O b und wie in postkolonialen Debatten israelbezogener Antisemitismus auszumachen ist, wurde in den vergangenen Wochen kontrovers diskutiert.
Dass diese Debatte jetzt breit geführt wird, liegt auch an der zunehmenden Bedeutung postkolonialer Kritik. Wurde die Aufarbeitung unseres kolonialen Erbes über Jahrzehnte verdrängt, hat die Restitutionsdebatte in den vergangenen Jahren eine Tür geöffnet, durch die Stimmen postkolonialer Theoretiker*innen und Aktivist*innen vermehrt gehört werden. Das ist auch dem beständigen Engagement postkolonialer Initiativen zu verdanken, ohne welches das Bekenntnis zur „Aufarbeitung des Kolonialismus“ wohl kaum Eingang in den aktuellen Koalitionsvertrag zwischen Union und SPD gefunden hätte.
Entgegen den Verlautbarungen der Stiftung Preußischer Kulturbesitz ist die Debatte über das Humboldt Forum und die Rückgabe von Kultur- und Sammlungsgut aus kolonialen Kontexten zu Recht nicht bei einer „Sommerloch-Debatte“ geblieben.
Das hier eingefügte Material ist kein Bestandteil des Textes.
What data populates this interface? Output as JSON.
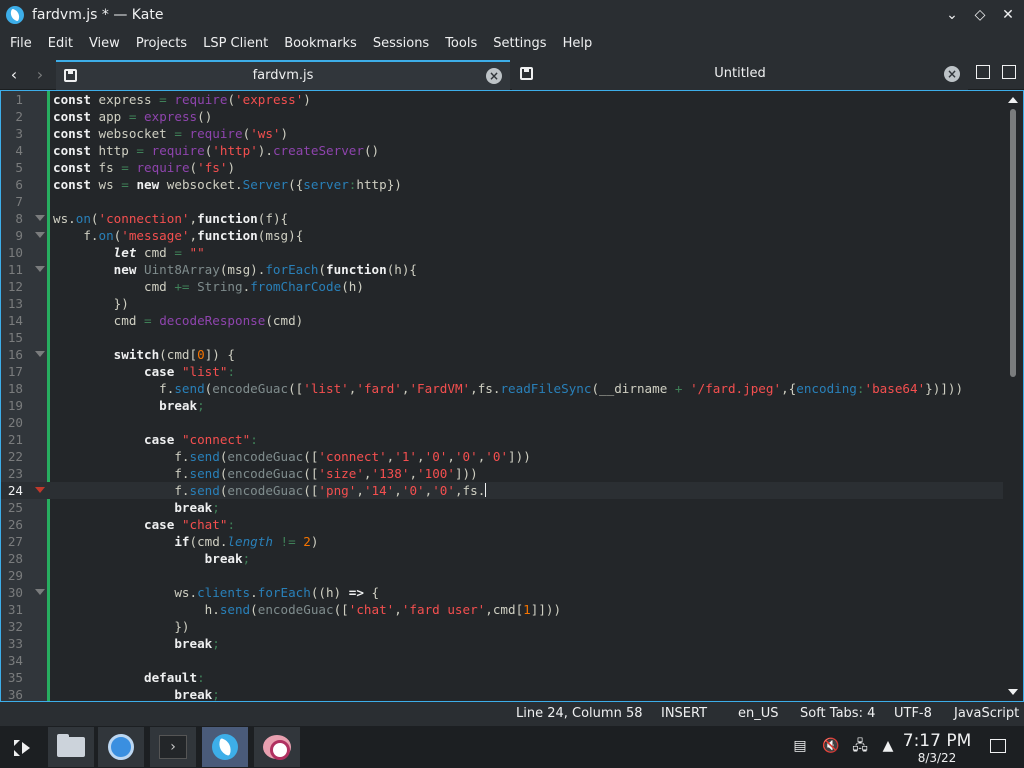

So hat der Restitutionsbericht von Bénédicte Savoy und Felwine Sarr – eigentlich eine Handlungsempfehlung für den französischen Staatspräsidenten – auch in Deutschland hohe Wellen geschlagen.
Diese zunehmende Bedeutung des Postkolonialismus ermöglicht und erfordert eine Weiterentwicklung unserer Erinnerungskultur. Erinnerungskultur ist genuin dynamisch, sind die ihr zugrundeliegenden Narrative doch stets Gegenstand von Deutungskämpfen. Ein Wandel der Gesellschaft muss sich auch in einer Weiterentwicklung der Erinnerungskultur widerspiegeln. Gerade in einer Einwanderungsgesellschaft müssen wir der Frage nachgehen, wie aus vielen verschiedenen Perspektiven und Erzählungen ein gemeinsames Erinnern entstehen kann.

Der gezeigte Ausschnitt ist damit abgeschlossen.